Bangladesh–Mexico relations are the bilateral relations between Bangladesh and Mexico. Both nations are members of the United Nations and the World Trade Organization.

History 

Diplomatic relations between the two countries were officially established on 8 July 1975, four years after Bangladesh obtained its independence from Pakistan. In 1981, Bangladeshi President Abdus Sattar paid a visit to Mexico to attend the North–South Summit in Cancun.
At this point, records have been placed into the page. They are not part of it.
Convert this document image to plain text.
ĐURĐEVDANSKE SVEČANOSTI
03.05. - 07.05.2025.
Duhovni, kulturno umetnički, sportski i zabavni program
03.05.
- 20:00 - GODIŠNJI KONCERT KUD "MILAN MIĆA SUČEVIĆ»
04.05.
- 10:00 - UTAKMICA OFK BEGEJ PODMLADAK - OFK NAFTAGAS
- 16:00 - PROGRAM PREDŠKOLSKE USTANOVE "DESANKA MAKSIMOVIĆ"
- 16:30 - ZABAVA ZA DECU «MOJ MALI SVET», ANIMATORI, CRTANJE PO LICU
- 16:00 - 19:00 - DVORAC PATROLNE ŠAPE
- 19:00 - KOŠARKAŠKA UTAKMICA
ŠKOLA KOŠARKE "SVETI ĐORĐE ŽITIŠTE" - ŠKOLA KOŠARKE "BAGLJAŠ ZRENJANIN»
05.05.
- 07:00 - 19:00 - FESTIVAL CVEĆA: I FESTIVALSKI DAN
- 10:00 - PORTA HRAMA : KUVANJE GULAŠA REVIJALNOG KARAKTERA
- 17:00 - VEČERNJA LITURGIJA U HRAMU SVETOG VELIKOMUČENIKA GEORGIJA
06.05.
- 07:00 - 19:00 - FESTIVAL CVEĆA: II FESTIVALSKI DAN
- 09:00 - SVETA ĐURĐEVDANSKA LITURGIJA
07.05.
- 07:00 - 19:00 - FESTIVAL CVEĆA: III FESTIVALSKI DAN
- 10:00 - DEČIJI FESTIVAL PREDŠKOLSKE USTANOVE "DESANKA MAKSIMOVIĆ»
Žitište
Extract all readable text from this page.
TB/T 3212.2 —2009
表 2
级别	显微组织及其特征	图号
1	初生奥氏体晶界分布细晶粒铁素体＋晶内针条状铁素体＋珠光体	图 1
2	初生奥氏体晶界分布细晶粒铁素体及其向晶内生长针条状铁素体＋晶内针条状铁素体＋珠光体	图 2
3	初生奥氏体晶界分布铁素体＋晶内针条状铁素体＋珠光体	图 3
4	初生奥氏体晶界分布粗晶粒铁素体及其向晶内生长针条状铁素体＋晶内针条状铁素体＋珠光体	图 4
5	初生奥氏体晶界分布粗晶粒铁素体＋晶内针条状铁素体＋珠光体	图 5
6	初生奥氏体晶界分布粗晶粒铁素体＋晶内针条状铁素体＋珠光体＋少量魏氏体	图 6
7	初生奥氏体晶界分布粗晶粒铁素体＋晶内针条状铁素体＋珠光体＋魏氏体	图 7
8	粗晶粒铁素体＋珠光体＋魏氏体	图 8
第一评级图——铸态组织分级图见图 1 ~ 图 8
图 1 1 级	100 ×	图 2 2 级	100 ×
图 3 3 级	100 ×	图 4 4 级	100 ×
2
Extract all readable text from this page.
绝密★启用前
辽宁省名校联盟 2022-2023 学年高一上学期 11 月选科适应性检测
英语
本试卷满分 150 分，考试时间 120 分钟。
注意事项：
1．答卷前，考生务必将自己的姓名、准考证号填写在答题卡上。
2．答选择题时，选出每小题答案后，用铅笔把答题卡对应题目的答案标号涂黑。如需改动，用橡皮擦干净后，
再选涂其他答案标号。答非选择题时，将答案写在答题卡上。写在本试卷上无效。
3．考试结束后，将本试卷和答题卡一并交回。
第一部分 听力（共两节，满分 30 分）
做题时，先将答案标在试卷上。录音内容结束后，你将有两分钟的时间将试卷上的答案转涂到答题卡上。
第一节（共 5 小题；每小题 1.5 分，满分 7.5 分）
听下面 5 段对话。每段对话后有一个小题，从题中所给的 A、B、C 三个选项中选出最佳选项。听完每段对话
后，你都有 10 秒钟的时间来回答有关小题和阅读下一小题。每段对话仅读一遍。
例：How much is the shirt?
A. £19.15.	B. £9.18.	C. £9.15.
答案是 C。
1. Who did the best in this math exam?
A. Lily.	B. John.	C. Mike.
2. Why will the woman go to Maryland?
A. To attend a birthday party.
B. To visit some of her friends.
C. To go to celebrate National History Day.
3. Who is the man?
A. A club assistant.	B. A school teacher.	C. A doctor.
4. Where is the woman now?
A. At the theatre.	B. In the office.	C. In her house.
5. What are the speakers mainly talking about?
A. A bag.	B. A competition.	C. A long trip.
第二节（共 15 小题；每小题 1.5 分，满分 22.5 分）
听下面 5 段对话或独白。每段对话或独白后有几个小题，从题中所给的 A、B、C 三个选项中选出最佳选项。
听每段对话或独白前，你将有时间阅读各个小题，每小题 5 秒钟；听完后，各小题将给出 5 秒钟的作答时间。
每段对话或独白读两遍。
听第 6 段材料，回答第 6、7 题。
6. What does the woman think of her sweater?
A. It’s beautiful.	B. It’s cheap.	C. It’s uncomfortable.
Bangladesh and Mexico have expressed mutual interest in expanding the bilateral economic activities between the two countries. In 2011, a business delegation from Bangladesh paid a visit to Mexico aimed at exploring potential fields for bilateral trade and investment. Climate change and poverty alleviation have also been identified as potential areas for bilateral cooperation between the two countries. In 2012, Bangladesh opened its first resident embassy in Mexico City. In 2015, Bangladeshi Minister of State Shahriar Alam paid a visit to Mexico to celebrate 40 years of diplomatic relations both nations. While in Mexico, Minister Alam met with Mexican Foreign Minister José Antonio Meade.

High-level visits
High-level visits from Bangladesh to Mexico

 President Abdus Sattar (1981)
 Foreign Minister Mohamed Mijarul Quayes (2011)
 Minister of State Shahriar Alam (2015)

Bilateral agreements
Both nations have signed a few bilateral agreements such as an Agreement on the Elimination of Visa for Diplomatic and Official Passport Holders (2013); Agreement on Mutual Administrative Assistance in Customs Matters (2013) and a Memorandum of Understanding on Foreign Office Consultation (2015).

Trade
In 2018, two-way trade between both nations amounted to US$336 million. Bangladesh's main exports to Mexico include: cotton, textiles and shoes. Mexico's main exports to Bangladesh include: motors for elevators or elevators; generators; shrimp and prawns; and steam traps. In 2016, Mexican multinational company Cemex, sold its operations in Bangladesh to Siam Cement Group.

Resident diplomatic missions 
 Bangladesh has an embassy in Mexico City.
 Mexico is accredited to Bangladesh from its embassy in New Delhi, India and maintains an honorary consulate in Dhaka.